Dans cette garnison de Blaye, il n’y a pas que des officiers ou des ingénieurs. Les bas-officiers, aujourd’hui sous-officiers, sont l’épine dorsale de l’armée. C’est l’époque où le Maréchal de Broglie demande « aux cadres subalternes [...] la bravoure, la sagesse, la fidélité et la fermeté » [3].

A Blaye, de beaux témoignages existent et prouvent que dans ce corps, certains avaient une instruction avancée et possédaient une belle écriture au point de rédiger l’acte de décès de l’un des leurs, acte co-signé par le curé de la paroisse : « L’an 1718 et le 11 septembre a été enterré dans le cimetière de la paroisse Saint-Romain François Ledol dit Léveillé, sergent dans la Compagnie Colonelle [du Régiment] de Périgord natif Biesle juridiction et diocèse de Langres âgé de trente ans ou environ ; nous l’avons enterré en présence du Corps de sergent, avec honneur, en foy de quoy nous nous sommes signés. A Blaye, le 12 septembre 1718. Décret jean, sergent, Belleguet, curé de Saint Romain ». [4]
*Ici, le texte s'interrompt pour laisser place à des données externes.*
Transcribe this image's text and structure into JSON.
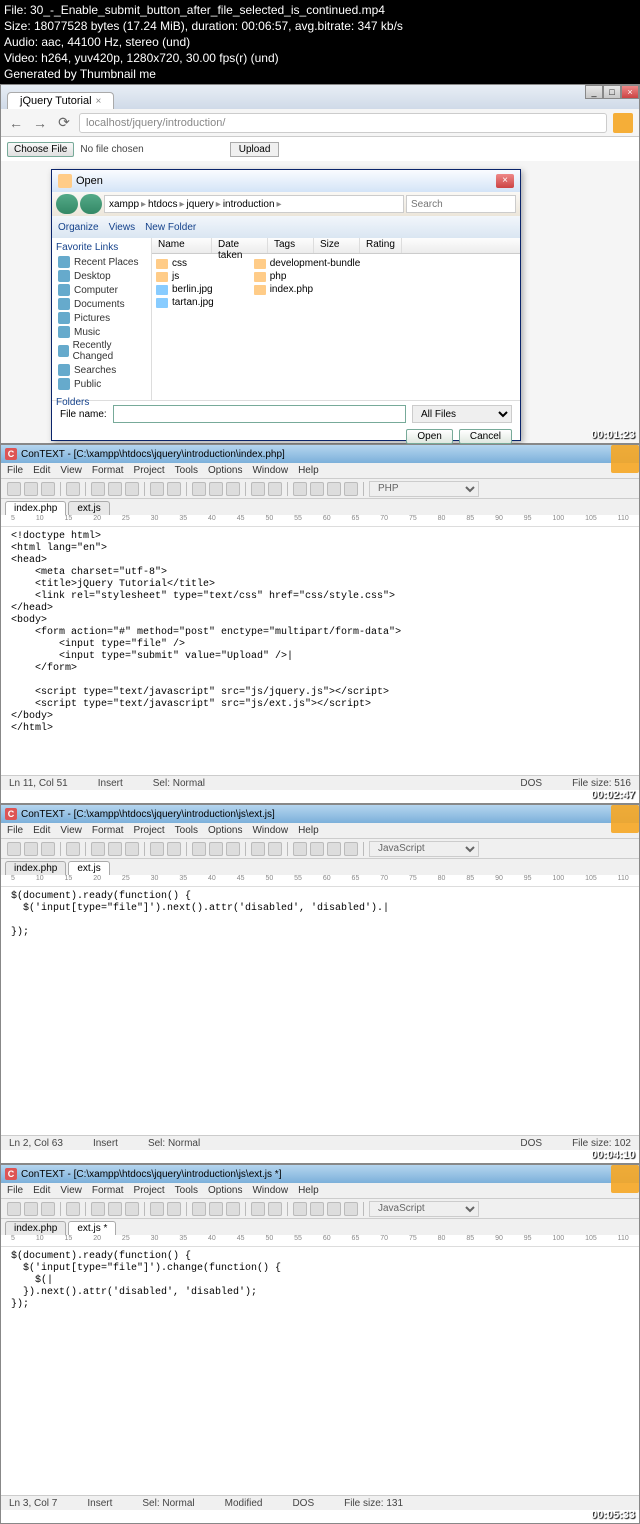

Le bas-officier est pris en compte dans l’administration du régiment. Il est responsable de la tenue des hommes et des casernements. Pour faciliter le service, des imprimés existent donnant par exemple la composition du « Petit équipement : aunes de toile de 2/3 pour chemises, paire de bas de laine, cuirs forts pour semelles de souliers pesant 80 livres, paire de bas de fil [...] culotte de tricot, chapeaux neufs, gibernes avec les banderoles, bretelles de fusil, baudriers, sabres, caisses de cuivre et colliers. [5] Ainsi le rôle du bas-officier est très précis dans la vie quotidienne de la citadelle. Aujourd’hui, les responsabilités de ce corps n’ont pas changé et la manière de gérer le temps et les hommes reste identique à celle des siècles passés.
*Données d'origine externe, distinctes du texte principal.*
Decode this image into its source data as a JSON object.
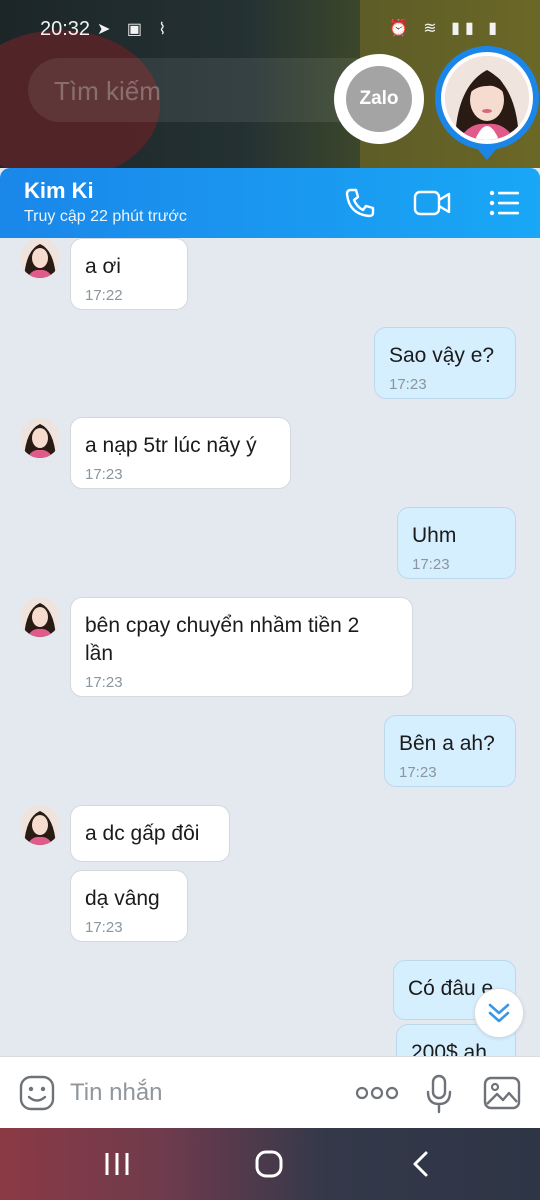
{
  "status_bar": {
    "time": "20:32"
  },
  "search": {
    "placeholder": "Tìm kiếm"
  },
  "zalo_bubble": {
    "label": "Zalo"
  },
  "header": {
    "name": "Kim Ki",
    "last_seen": "Truy cập 22 phút trước"
  },
  "messages": [
    {
      "side": "in",
      "text": "a ơi",
      "time": "17:22"
    },
    {
      "side": "out",
      "text": "Sao vậy e?",
      "time": "17:23"
    },
    {
      "side": "in",
      "text": "a nạp 5tr lúc nãy ý",
      "time": "17:23"
    },
    {
      "side": "out",
      "text": "Uhm",
      "time": "17:23"
    },
    {
      "side": "in",
      "text_line1": "bên cpay chuyển nhầm tiền 2",
      "text_line2": "lần",
      "time": "17:23"
    },
    {
      "side": "out",
      "text": "Bên a ah?",
      "time": "17:23"
    },
    {
      "side": "in",
      "text": "a dc gấp đôi"
    },
    {
      "side": "in",
      "text": "dạ vâng",
      "time": "17:23"
    },
    {
      "side": "out",
      "text": "Có đâu e"
    },
    {
      "side": "out",
      "text": "200$ ah"
    }
  ],
  "composer": {
    "placeholder": "Tin nhắn"
  },
  "colors": {
    "header_blue": "#1a87e9",
    "incoming_bubble": "#ffffff",
    "outgoing_bubble": "#d5efff",
    "chat_bg": "#e3e9ef"
  },
  "icons": {
    "header": [
      "phone-icon",
      "video-call-icon",
      "menu-list-icon"
    ],
    "composer": [
      "emoji-icon",
      "more-dots-icon",
      "microphone-icon",
      "image-icon"
    ],
    "navbar": [
      "recent-apps-icon",
      "home-icon",
      "back-icon"
    ]
  }
}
La fonction des hommes pris en exemple à Blaye, comme dans le reste du royaume, est la préparation à la guerre, afin de satisfaire la volonté de Louis XIV Ce dernier, par son règne, ses guerres, son faste, a donné à la France une suprématie politique, une domination économique et culturelle : le Grand Siècle va rester pour longtemps le modèle en Europe.


Notes

[1MG. Bodinier (sous la direction de François Bluche), Dictionnaire du Grand Siècle, Paris, Fayard, 1990, p. 643-644.

[2Registre BMS, Saint-Sauveur de Blaye, GG20, 1694-1704 ; GG21, 1701-1721 ; GG24, 1741-1749.
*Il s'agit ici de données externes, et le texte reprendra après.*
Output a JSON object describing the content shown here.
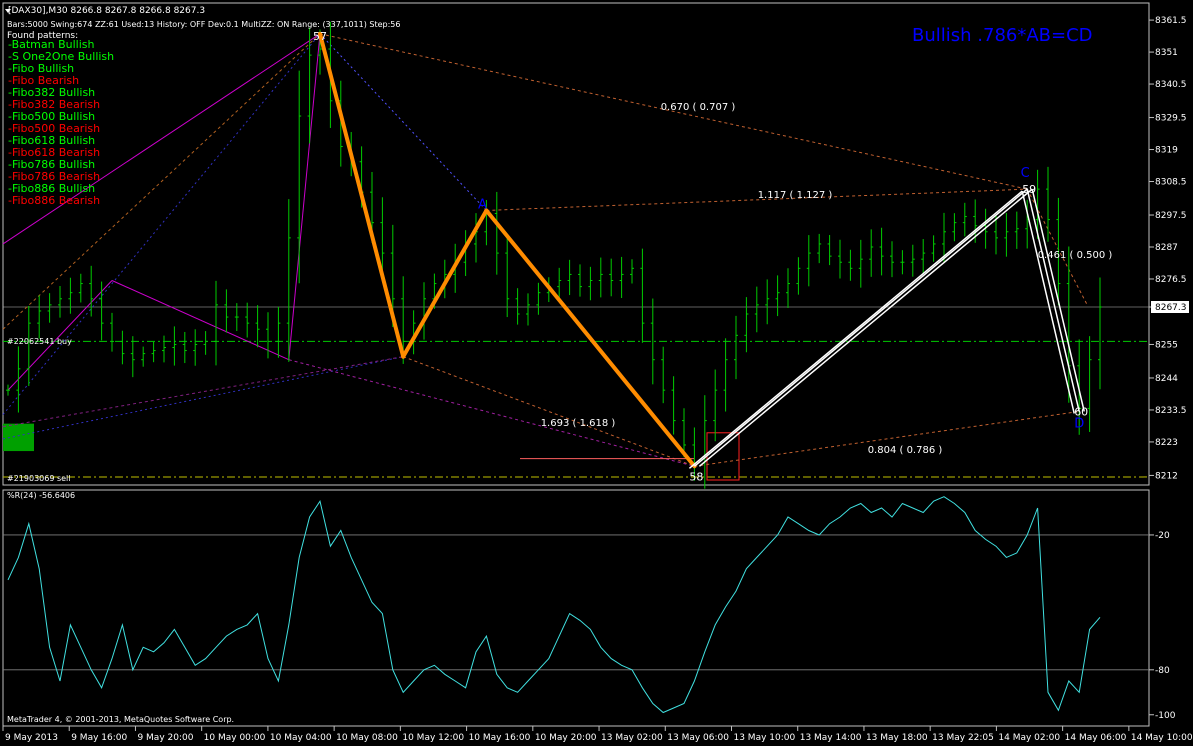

[3J. Delmas (sous la direction de A. Corvisier), Histoire militaire de la France de 1715 à 1871, TH, Paris. PUF, 1992, p 43-44.

[4Registre BMS, Saint-Romain de Blaye, GG9, 1699-1720. Biesles est actuellement dans le département de la HauteMarne (52340).

[5Archives départementales de la Gironde C 2135.